Sometimes you don’t notice attrition when it happens.
When you lose elemental parts of yourself, they don’t all depart at once, and since you’re sustaining the daily woundings of this life from the inside, you may not be aware of the thousands of tiny cuts at the time. You may not notice the lifeblood slowly draining from your spirit.
In fact, you might believe you’re who you’ve always been, until something reminds you of the you you used to be.
No Kings Day reminded me.
Earlier this week, I wrote a piece as Saturday approached, questioning the ultimate merits of the rally in helping us avoid an inexorable slide into fascism. Some suggested that I’d become more negative and fatalistic, that they missed the me they’d encountered a few years ago.
While not completely agreeing with them, I couldn’t ignore the fatigue of the last decade; the collective sorrows accumulated along the way, the sad deja vu of, for at least the 30th time, heading out into a beautiful day to confront the very leaders entrusted with protecting our Republic and its people.
I may not have been despondent, but I’ve certainly been feeling the wear and tear of the draining dog years of this regime.
But, yesterday, as I stood shoulder to shoulder with hundreds of similarly exhausted, equally disheartened, but still not ready to call it a day human beings lining the streets of our little North Carolina town, I found a few things I hadn’t even realized I’d lost.
I found joy.
There is a silent toll that witnessing so much suffering takes on compassionate people, especially when you work so hard to remain awake and aware. Being reminded every day of just how many human beings are experiencing such wasteful brutality can gradually suffocate the spirit, rendering us joyless. One of the first sounds I noticed as I found myself within the pulsating mass of humanity on that highway was the sound of laughter, and it was my own. I realized it had been a while since I’d heard it like this: easy, constant, booming. The joy was medicinal. It was infectious. This was not a dour, dismal acknowledgement of defeat, as much as it was a joyfully defiant dance party of pissed-off people who haven’t let a minority movement of misery make them incapable of restorative jubilation.
I found hope.
One of the goals of authoritarian regimes is to extinguish the lightness from people; to inundate them with a legion of emergencies and nightmares that require so much energy to confront that they begin to lose the ability to see anything ahead worth pursuing. When optimism dries up, the future becomes a bleak foregone conclusion. I hadn’t realized I had been chronically emotionally dehydrated. That is, until once surrounded by a swirling technicolor sea of activists, fighters, healers, helpers, and dreamers in the blazing North Carolina sun, I could feel hope returning within me: not a naive one that denies the gravity of the moment or the reality of the threats, but a hope that refuses to give this ugliness the last word.
I found another America.
There’s been a story that’s made headlines in my head lately: the one of this nation’s certain demise; the one where fascism’s presence will be permanent; the one where we are now hopelessly overrun in both the government and our electorate with violent, hateful, cruel people who find joy in the suffering of others. And while there’s no debating that a sizable segment of America certainly fits that description, the vast majority here (those who made their presence unmistakable felt throughout this nation yesterday by the millions) is comprised of beautiful, loving, patriotic human beings who don’t just believe in the idea of America, they embody it. I remembered that throughout its nearly quarter of a millennium history, this place has always been inside the crucible of conflict, because the country we aspire to be cannot be incarnated without it.
I found a bit of myself.
One of the greatest tragedies of the last decade is how wasteful it’s all been: the unnecessary emergencies generated by those in power, the unrelenting assaults on vulnerable people, the never-ending constitutional crises, the stupefying cruelty, and the collateral damage of trying to hold and attend to all of it.

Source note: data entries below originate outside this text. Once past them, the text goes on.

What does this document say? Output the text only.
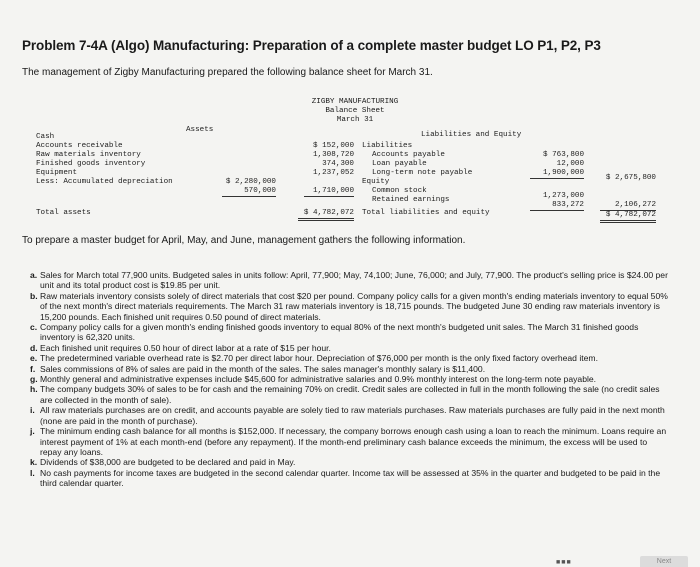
Problem 7-4A (Algo) Manufacturing: Preparation of a complete master budget LO P1, P2, P3
The management of Zigby Manufacturing prepared the following balance sheet for March 31.
ZIGBY MANUFACTURING
Balance Sheet
March 31
Assets
Liabilities and Equity
Cash
Accounts receivable
Raw materials inventory
Finished goods inventory
Equipment
Less: Accumulated depreciation
Total assets
$ 2,280,000
570,000
$ 152,000
1,308,720
374,300
1,237,052
1,710,000
$ 4,782,072
Liabilities
Accounts payable
Loan payable
Long-term note payable
Equity
Common stock
Retained earnings
Total liabilities and equity
$ 763,800
12,000
1,900,000
$ 2,675,800
1,273,000
833,272	2,106,272
$ 4,782,072
To prepare a master budget for April, May, and June, management gathers the following information.
a. Sales for March total 77,900 units. Budgeted sales in units follow: April, 77,900; May, 74,100; June, 76,000; and July, 77,900. The product's selling price is $24.00 per unit and its total product cost is $19.85 per unit.
b. Raw materials inventory consists solely of direct materials that cost $20 per pound. Company policy calls for a given month's ending materials inventory to equal 50% of the next month's direct materials requirements. The March 31 raw materials inventory is 18,715 pounds. The budgeted June 30 ending raw materials inventory is 15,200 pounds. Each finished unit requires 0.50 pound of direct materials.
c. Company policy calls for a given month's ending finished goods inventory to equal 80% of the next month's budgeted unit sales. The March 31 finished goods inventory is 62,320 units.
d. Each finished unit requires 0.50 hour of direct labor at a rate of $15 per hour.
e. The predetermined variable overhead rate is $2.70 per direct labor hour. Depreciation of $76,000 per month is the only fixed factory overhead item.
f. Sales commissions of 8% of sales are paid in the month of the sales. The sales manager's monthly salary is $11,400.
g. Monthly general and administrative expenses include $45,600 for administrative salaries and 0.9% monthly interest on the long-term note payable.
h. The company budgets 30% of sales to be for cash and the remaining 70% on credit. Credit sales are collected in full in the month following the sale (no credit sales are collected in the month of sale).
i. All raw materials purchases are on credit, and accounts payable are solely tied to raw materials purchases. Raw materials purchases are fully paid in the next month (none are paid in the month of purchase).
j. The minimum ending cash balance for all months is $152,000. If necessary, the company borrows enough cash using a loan to reach the minimum. Loans require an interest payment of 1% at each month-end (before any repayment). If the month-end preliminary cash balance exceeds the minimum, the excess will be used to repay any loans.
k. Dividends of $38,000 are budgeted to be declared and paid in May.
l. No cash payments for income taxes are budgeted in the second calendar quarter. Income tax will be assessed at 35% in the quarter and budgeted to be paid in the third calendar quarter.
■■■	Next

I’m not who I was ten years ago, and some of that is a good thing. But for a couple of hours in the streets of our town that seems to finally be waking up, I was able to clarify what matters to me, the things and the people worth fighting for, and the kind of human being I want to show up in the world as.
Yesterday won’t magically rewind the clock pre-election and let us have a do-over. It doesn’t suddenly erase the unprecedented damage to our systems and safeguards. It alone can’t bend the arc of the moral universe away from fascism. That will require a sustained and organized presence, political engagement leading into the midterms like we’ve never seen, and very likely, a general strike.
But No Kings Day was a glorious reminder of how vital joy, hope, diversity, and our collective efforts are in resisting this Renaissance of hatred.
Our Republic is still in great peril, but we, its fierce caretakers who number in the tens of millions, are still not ready to consent to defeat.
With all we’ve had thrown at us for ten years by this batshit wanna be despot, his morally bankrupt accomplices, and his cultic disciples, that, in itself, is a victory.